Гоголь рассчитывал, что его исповедь примирит его с теми читателями, которые были недовольны его сатирой. В этой книге он раскаивался в том, что в своих произведениях отразил пороки некоторых людей. Себя называет «дрянью, наполненной всякой гадостью», а свои произведения «писал в пору глупой молодости», и они получили незаслуженную похвалу. Творчество, которое принесло ему известность и признание, стало тяготить его. Он пишет, что разочаровался в себе и «пришел к заключению, что могу принести больше вреда, нежели пользы».

Бредовые идеи греховности и самоуничижения заставили его усомниться в художественной ценности своих произведений, и он стал считать их «кощунственными и оскорбительными» для людей. В своей книге бичует себя за них. Он просит издателя отпечатать книгу «Выбранные места из переписки с друзьями» как можно быстрее, на хорошей бумаге, четкими буквами. «Книга эта разойдется более, чем все мои прежние сочинения», – утверждал он. После выхода книги стал с нетерпением ждать отзывов.
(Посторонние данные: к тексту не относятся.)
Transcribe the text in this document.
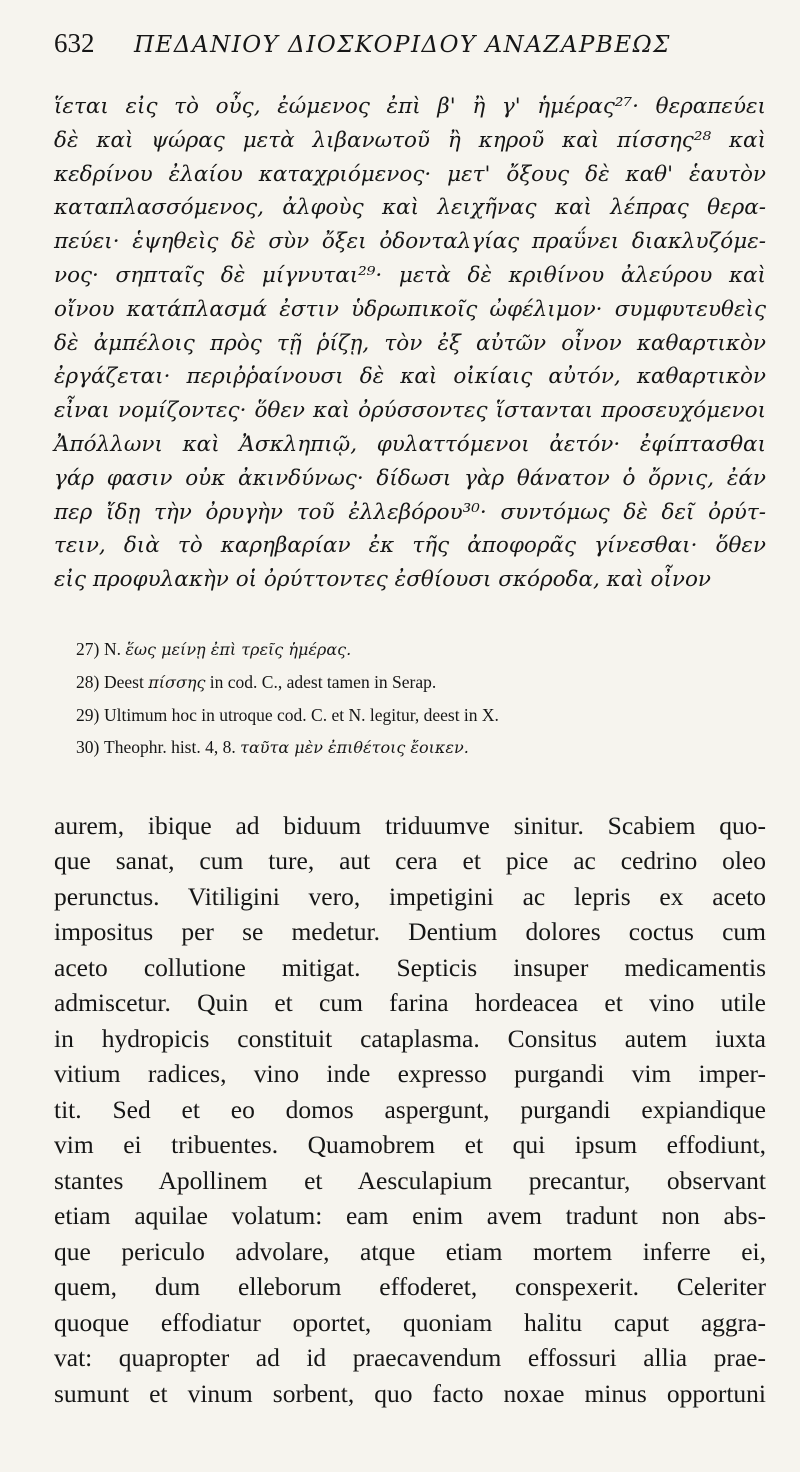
632	ΠΕΔΑΝΙΟΥ ΔΙΟΣΚΟΡΙΔΟΥ ΑΝΑΖΑΡΒΕΩΣ
ἵεται εἰς τὸ οὖς, ἐώμενος ἐπὶ β' ἢ γ' ἡμέρας²⁷· θεραπεύει
δὲ καὶ ψώρας μετὰ λιβανωτοῦ ἢ κηροῦ καὶ πίσσης²⁸ καὶ
κεδρίνου ἐλαίου καταχριόμενος· μετ' ὄξους δὲ καθ' ἑαυτὸν
καταπλασσόμενος, ἀλφοὺς καὶ λειχῆνας καὶ λέπρας θερα-
πεύει· ἑψηθεὶς δὲ σὺν ὄξει ὀδονταλγίας πραΰνει διακλυζόμε-
νος· σηπταῖς δὲ μίγνυται²⁹· μετὰ δὲ κριθίνου ἀλεύρου καὶ
οἴνου κατάπλασμά ἐστιν ὑδρωπικοῖς ὠφέλιμον· συμφυτευθεὶς
δὲ ἀμπέλοις πρὸς τῇ ῥίζῃ, τὸν ἐξ αὐτῶν οἶνον καθαρτικὸν
ἐργάζεται· περιῤῥαίνουσι δὲ καὶ οἰκίαις αὐτόν, καθαρτικὸν
εἶναι νομίζοντες· ὅθεν καὶ ὀρύσσοντες ἵστανται προσευχόμενοι
Ἀπόλλωνι καὶ Ἀσκληπιῷ, φυλαττόμενοι ἀετόν· ἐφίπτασθαι
γάρ φασιν οὐκ ἀκινδύνως· δίδωσι γὰρ θάνατον ὁ ὄρνις, ἐάν
περ ἴδῃ τὴν ὀρυγὴν τοῦ ἐλλεβόρου³⁰· συντόμως δὲ δεῖ ὀρύτ-
τειν, διὰ τὸ καρηβαρίαν ἐκ τῆς ἀποφορᾶς γίνεσθαι· ὅθεν
εἰς προφυλακὴν οἱ ὀρύττοντες ἐσθίουσι σκόροδα, καὶ οἶνον
27) N. ἕως μείνῃ ἐπὶ τρεῖς ἡμέρας.
28) Deest πίσσης in cod. C., adest tamen in Serap.
29) Ultimum hoc in utroque cod. C. et N. legitur, deest in X.
30) Theophr. hist. 4, 8. ταῦτα μὲν ἐπιθέτοις ἔοικεν.
aurem, ibique ad biduum triduumve sinitur. Scabiem quo-
que sanat, cum ture, aut cera et pice ac cedrino oleo
perunctus. Vitiligini vero, impetigini ac lepris ex aceto
impositus per se medetur. Dentium dolores coctus cum
aceto collutione mitigat. Septicis insuper medicamentis
admiscetur. Quin et cum farina hordeacea et vino utile
in hydropicis constituit cataplasma. Consitus autem iuxta
vitium radices, vino inde expresso purgandi vim imper-
tit. Sed et eo domos aspergunt, purgandi expiandique
vim ei tribuentes. Quamobrem et qui ipsum effodiunt,
stantes Apollinem et Aesculapium precantur, observant
etiam aquilae volatum: eam enim avem tradunt non abs-
que periculo advolare, atque etiam mortem inferre ei,
quem, dum elleborum effoderet, conspexerit. Celeriter
quoque effodiatur oportet, quoniam halitu caput aggra-
vat: quapropter ad id praecavendum effossuri allia prae-
sumunt et vinum sorbent, quo facto noxae minus opportuni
Гроза разразилась сразу же после выхода книги, которая вызвала или осуждение, или недоумение – и почти ни одной похвалы. На Гоголя посыпались обвинения в отступничестве от истины, от своего творчества, в измене искусству.

Одним из первых отозвался писатель С. Т. Аксаков. 27 января 1847 года он пишет Гоголю: «Если это шутка, то успех превзошел все ожидания. Вы совершенно сбились, запутались, противоречите сами себе. Думая служить небу и человечеству, вы оскорбляете и Бога, и человека». Сыну своему Аксаков писал: «Самое лучшее, что можно сказать о книге, это назвать Гоголя сумасшедшим. Гоголь точно помешался, в этом нет сомнения». В. П. Боткин писал П. В. Анненкову по поводу книги: «Можете себе представить, какое странное впечатление произвела книга Гоголя. Все журналы отозвались о ней, как о произведении человека больного или полупомешанного».

Брат А. О. Смирновой написал Гоголю: «Публика вас любила и превозносила. Теперь не знаю, любит ли, но ни в коем случае не превозносит. Вас или бранят, или сожалеют, или подшучивают». Один из лучших друзей Гоголя, Прокопович, написал ему: «Одни считают тебя святым человеком, для которого раскроются двери рая в будущей жизни. Другие приписывают издание книги денежной выгоде и расчету. А третьи относят ее к расстройству твоего здоровья и оплакивают потерю гениального писателя».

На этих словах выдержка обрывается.